3. Remove distractions.
Oh, the cell phones are everywhere these days—even on the yoga mat! I once had a student with flash cards at the front of her mat, studying while practicing. When our space is set up for distractions, there’s no way to relax. Whether it’s on our yoga mat, at our desk, or what we bring on a run, these actions all help or hinder the relaxation process.
4. Let go of attachment to results.
In our “work hard, get results” culture, letting go is difficult. The Buddhists call this “attachment,” and they say it's one of the leading causes for suffering in our lives. Since suffering is at the heart of discontent and unhappiness, shaking the idea of being attached brings not only relaxation but also happiness! Sounds great!

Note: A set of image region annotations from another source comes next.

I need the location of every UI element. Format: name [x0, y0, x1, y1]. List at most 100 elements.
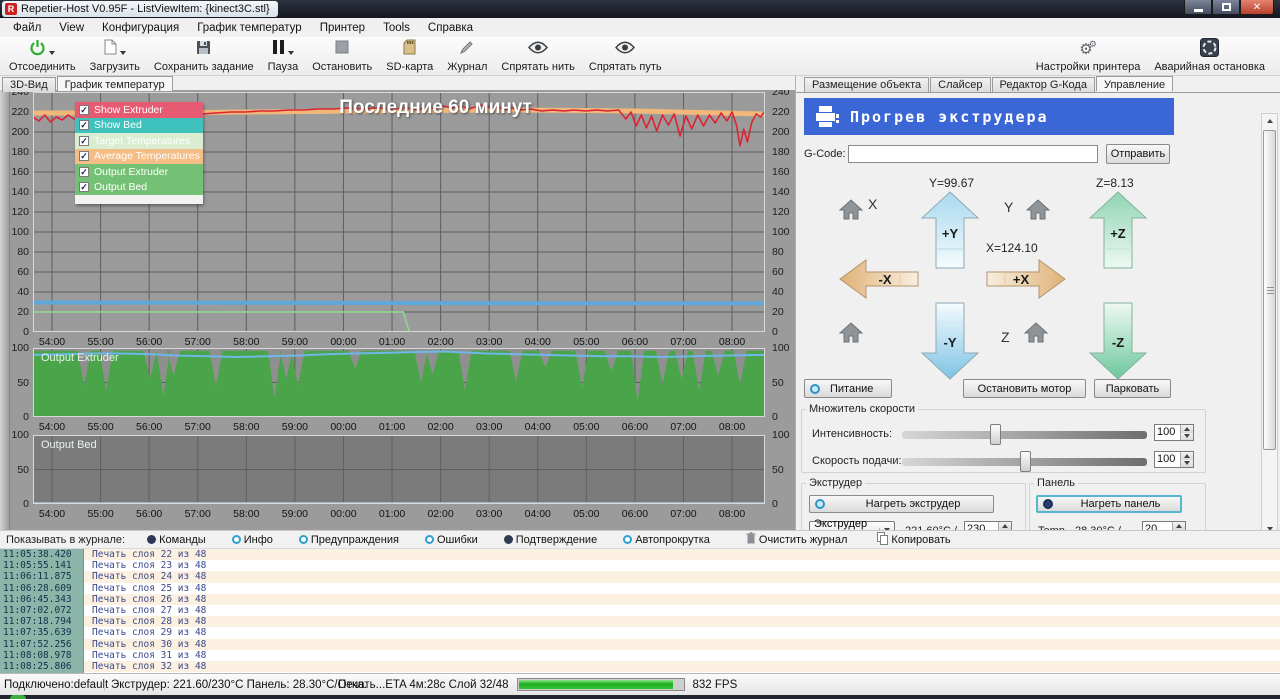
- flowrate-slider-thumb[interactable]: [990, 424, 1001, 445]
- dropdown-arrow-icon[interactable]: [49, 51, 55, 55]
- scroll-up-icon[interactable]: [1262, 114, 1277, 128]
- hide-travel-button[interactable]: Спрятать путь: [582, 37, 669, 75]
- hide-filament-button[interactable]: Спрятать нить: [494, 37, 581, 75]
- spin-down-icon[interactable]: [1181, 433, 1193, 441]
- load-button[interactable]: Загрузить: [83, 37, 147, 75]
- log-filter-autoscroll[interactable]: Автопрокрутка: [623, 534, 710, 546]
- jog-minus-x-button[interactable]: -X: [839, 259, 919, 302]
- checkbox-icon[interactable]: ✓: [79, 167, 89, 177]
- jog-minus-y-button[interactable]: -Y: [921, 302, 979, 383]
- disconnect-button[interactable]: Отсоединить: [2, 37, 83, 75]
- pause-button[interactable]: Пауза: [261, 37, 306, 75]
- spin-down-icon[interactable]: [1181, 460, 1193, 468]
- stop-motor-button[interactable]: Остановить мотор: [963, 379, 1086, 398]
- heat-extruder-button[interactable]: Нагреть экструдер: [809, 495, 994, 513]
- progress-fill: [519, 680, 673, 689]
- tab-temp-graph[interactable]: График температур: [57, 76, 173, 91]
- menu-item-view[interactable]: View: [50, 20, 93, 36]
- tab-gcode-editor[interactable]: Редактор G-Кода: [992, 77, 1095, 92]
- feedrate-spinner[interactable]: 100: [1154, 451, 1194, 468]
- home-z-button[interactable]: [1024, 322, 1048, 346]
- home-y-button[interactable]: [1026, 199, 1050, 223]
- y-axis-tick-label: 60: [17, 266, 29, 278]
- printer-settings-button[interactable]: ⚙⚙Настройки принтера: [1029, 37, 1148, 75]
- jog-plus-y-button[interactable]: +Y: [921, 191, 979, 272]
- checkbox-icon[interactable]: ✓: [79, 105, 89, 115]
- log-filter-errors[interactable]: Ошибки: [425, 534, 478, 546]
- heat-bed-button[interactable]: Нагреть панель: [1036, 495, 1182, 513]
- legend-item[interactable]: ✓Target Temperatures: [75, 133, 203, 149]
- legend-item[interactable]: ✓Show Extruder: [75, 102, 203, 118]
- park-button[interactable]: Парковать: [1094, 379, 1171, 398]
- home-all-button[interactable]: [839, 322, 863, 346]
- close-button[interactable]: ✕: [1240, 0, 1274, 15]
- feedrate-slider-thumb[interactable]: [1020, 451, 1031, 472]
- legend-item[interactable]: ✓Show Bed: [75, 118, 203, 134]
- log-timestamp: 11:05:38.420: [0, 549, 84, 560]
- copy-log-button[interactable]: Копировать: [877, 532, 950, 548]
- checkbox-icon[interactable]: ✓: [79, 182, 89, 192]
- y-axis-tick-label: 50: [772, 464, 784, 476]
- spin-up-icon[interactable]: [1181, 425, 1193, 433]
- flowrate-slider[interactable]: [902, 431, 1147, 439]
- clear-log-button[interactable]: Очистить журнал: [746, 532, 848, 548]
- log-filter-info[interactable]: Инфо: [232, 534, 273, 546]
- home-x-button[interactable]: [839, 199, 863, 223]
- spin-up-icon[interactable]: [1181, 452, 1193, 460]
- legend-label: Output Extruder: [94, 166, 168, 178]
- menu-item-printer[interactable]: Принтер: [311, 20, 374, 36]
- flowrate-spinner[interactable]: 100: [1154, 424, 1194, 441]
- menu-item-file[interactable]: Файл: [4, 20, 50, 36]
- log-button[interactable]: Журнал: [440, 37, 494, 75]
- menu-item-config[interactable]: Конфигурация: [93, 20, 188, 36]
- spin-up-icon[interactable]: [1173, 522, 1185, 530]
- tab-3d-view[interactable]: 3D-Вид: [2, 77, 56, 92]
- bed-group-title: Панель: [1034, 477, 1078, 489]
- menu-item-help[interactable]: Справка: [419, 20, 482, 36]
- jog-plus-z-button[interactable]: +Z: [1089, 191, 1147, 272]
- panel-splitter[interactable]: [0, 90, 10, 530]
- menu-item-tools[interactable]: Tools: [374, 20, 419, 36]
- log-filter-label: Показывать в журнале:: [6, 534, 125, 546]
- log-message: Печать слоя 30 из 48: [84, 639, 1280, 650]
- legend-item[interactable]: ✓Output Bed: [75, 180, 203, 196]
- send-button[interactable]: Отправить: [1106, 144, 1170, 164]
- legend-item[interactable]: ✓Average Temperatures: [75, 149, 203, 165]
- feedrate-slider[interactable]: [902, 458, 1147, 466]
- x-axis-tick-label: 59:00: [282, 421, 308, 433]
- x-axis-tick-label: 00:00: [330, 508, 356, 520]
- panel-scrollbar[interactable]: [1261, 113, 1278, 537]
- x-axis-tick-label: 05:00: [573, 508, 599, 520]
- emergency-stop-button[interactable]: Аварийная остановка: [1147, 37, 1272, 75]
- checkbox-icon[interactable]: ✓: [79, 151, 89, 161]
- jog-plus-x-button[interactable]: +X: [986, 259, 1066, 302]
- dropdown-arrow-icon[interactable]: [288, 51, 294, 55]
- dropdown-arrow-icon[interactable]: [120, 51, 126, 55]
- jog-minus-z-button[interactable]: -Z: [1089, 302, 1147, 383]
- log-filter-ack[interactable]: Подтверждение: [504, 534, 597, 546]
- log-filter-commands[interactable]: Команды: [147, 534, 206, 546]
- y-axis-tick-label: 120: [772, 206, 790, 218]
- log-filter-warnings[interactable]: Предупраждения: [299, 534, 399, 546]
- gcode-input[interactable]: [848, 145, 1098, 163]
- scrollbar-thumb[interactable]: [1263, 130, 1276, 450]
- menu-item-temp-graph[interactable]: График температур: [188, 20, 311, 36]
- spin-up-icon[interactable]: [999, 522, 1011, 530]
- output-bed-label: Output Bed: [41, 439, 97, 451]
- log-output[interactable]: 11:05:38.420Печать слоя 22 из 4811:05:55…: [0, 549, 1280, 673]
- minus-y-label: -Y: [944, 335, 957, 350]
- tab-object-placement[interactable]: Размещение объекта: [804, 77, 929, 92]
- stop-button[interactable]: Остановить: [305, 37, 379, 75]
- minimize-button[interactable]: [1184, 0, 1212, 15]
- save-job-button[interactable]: Сохранить задание: [147, 37, 261, 75]
- output-extruder-chart: Output Extruder: [33, 348, 765, 417]
- maximize-button[interactable]: [1212, 0, 1240, 15]
- tab-control[interactable]: Управление: [1096, 76, 1173, 91]
- sd-card-button[interactable]: SD-карта: [379, 37, 440, 75]
- power-button[interactable]: Питание: [804, 379, 892, 398]
- legend-item[interactable]: ✓ Output Extruder: [75, 164, 203, 180]
- tab-slicer[interactable]: Слайсер: [930, 77, 990, 92]
- checkbox-icon[interactable]: ✓: [79, 120, 89, 130]
- checkbox-icon[interactable]: ✓: [79, 136, 89, 146]
- main-content: 3D-ВидГрафик температур Последние 60 мин…: [0, 76, 1280, 530]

This, however, is one of the hardest things to do. Just ask any golfer. Whether a weekend warrior or a professional, everyone misses as soon as the focus is to get the ball in the hole.
When you let go of your attachment to results, your focus is heightened and you relax. In many cases, that’s when you start to hit the right spot. If we can head into things for reasons of loving what we do, favorable results will arise more naturally.
5. Focus on one thing at a time.
In yoga postures, there’s a progression from entering the pose to discovering its full expression.
If we rush to the “end game” or the final expression, we miss all the good stuff along the way. ~Karen Fabian
The process is a part of the pose, and it affects how it looks in the end.
When we multi-task we can’t relax. The American Psychological Association reports “doing more than one task at a time, especially more than one complex task, takes a toll on productivity.”
To apply this in practice, avoid merely hearing “Downward Dog” and shoving our body into the pose. Instead, adopt a more mindful progression of setting up a base, feeling the primary action of the pose, and letting it unfold in a more natural way.
6. Stay in your own lane.
Imagine the new yoga student next to the practiced yogi. The new student tries to do everything the yogi does, but within a few minutes is exhausted and frustrated to boot.
Imagine the entrepreneur who is always distracted by what is happening in the industry and trying to create features and functionality that mimics what others are doing. It’d create stress and compete with relaxation for sure.
Find your zone. Stay in your lane. Have confidence that you’re on the right path.